Ireland just broke its all-time May temperature record, 30.6°C at Shannon, during this very heatwave, which tells you the climate envelope for the island has shifted. Whether that translates into a hot *summer* depends on Atlantic weather patterns, which are notoriously variable. But the trend line is clear: Ireland's summers are warming, and the probability of at least one significant heat episode between June and August 2026 is higher than it would have been a decade ago.

This question is outside the scope of the sourced facts for this topic. What is broadly reported is that US population growth has slowed significantly in recent years due to lower birth rates and shifting immigration patterns, but a net population *decline* has not been confirmed by reliable sources as of the facts available here. Treat any specific 2026 figure as unconfirmed unless sourced directly from the US Census Bureau.

No. The evidence running through late May 2026, a record-shattering European heatwave, the UN's projections, and years of consecutive above-average global temperatures, points squarely away from a cool year. A 'cool' 2026 in a global sense would require an extraordinary and currently unpredicted reversal of the dominant climate trend. That is not what the data suggests.

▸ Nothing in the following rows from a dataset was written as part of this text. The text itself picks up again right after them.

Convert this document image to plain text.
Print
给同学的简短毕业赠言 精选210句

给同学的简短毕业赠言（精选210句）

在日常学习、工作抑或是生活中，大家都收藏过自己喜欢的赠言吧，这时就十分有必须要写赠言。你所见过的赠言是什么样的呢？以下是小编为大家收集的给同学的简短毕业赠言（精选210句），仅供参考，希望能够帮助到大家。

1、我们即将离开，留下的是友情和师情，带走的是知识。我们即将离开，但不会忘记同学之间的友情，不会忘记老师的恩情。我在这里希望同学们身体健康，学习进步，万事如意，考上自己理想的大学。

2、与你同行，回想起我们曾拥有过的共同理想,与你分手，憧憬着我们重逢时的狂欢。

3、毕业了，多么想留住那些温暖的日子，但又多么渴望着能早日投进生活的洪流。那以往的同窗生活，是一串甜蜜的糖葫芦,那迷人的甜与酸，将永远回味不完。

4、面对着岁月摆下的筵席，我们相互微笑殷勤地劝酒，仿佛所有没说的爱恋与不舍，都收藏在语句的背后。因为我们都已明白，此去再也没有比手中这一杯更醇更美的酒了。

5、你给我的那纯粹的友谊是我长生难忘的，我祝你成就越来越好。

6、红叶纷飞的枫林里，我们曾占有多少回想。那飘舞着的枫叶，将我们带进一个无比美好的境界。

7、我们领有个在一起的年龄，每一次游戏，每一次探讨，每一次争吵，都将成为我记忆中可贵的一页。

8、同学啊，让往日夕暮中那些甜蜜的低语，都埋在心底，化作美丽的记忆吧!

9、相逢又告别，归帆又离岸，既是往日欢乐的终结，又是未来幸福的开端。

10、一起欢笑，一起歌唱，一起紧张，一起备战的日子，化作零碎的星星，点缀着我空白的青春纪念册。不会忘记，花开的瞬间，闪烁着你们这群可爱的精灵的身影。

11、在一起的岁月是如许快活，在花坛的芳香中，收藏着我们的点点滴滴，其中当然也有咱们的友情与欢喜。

No, or at least nothing in the current evidence supports that. 2025 was itself one of the hottest years on record globally, and 2026 is already producing record-smashing heat in May, weeks before peak summer. The UN and climate agencies project continued record-breaking through the late 2020s, not a cooling reprieve. Hoping 2026 will be a step back from 2025 is, bluntly, wishful thinking.

INTEREST BY REGION
Where it's trending
United States
100
United Kingdom
76
India
69
France
67
Germany
49
Brazil
46
Japan
20
Canada
14
Sources
manual_validated
france3regions
Public-source data, structured and editorially reviewed.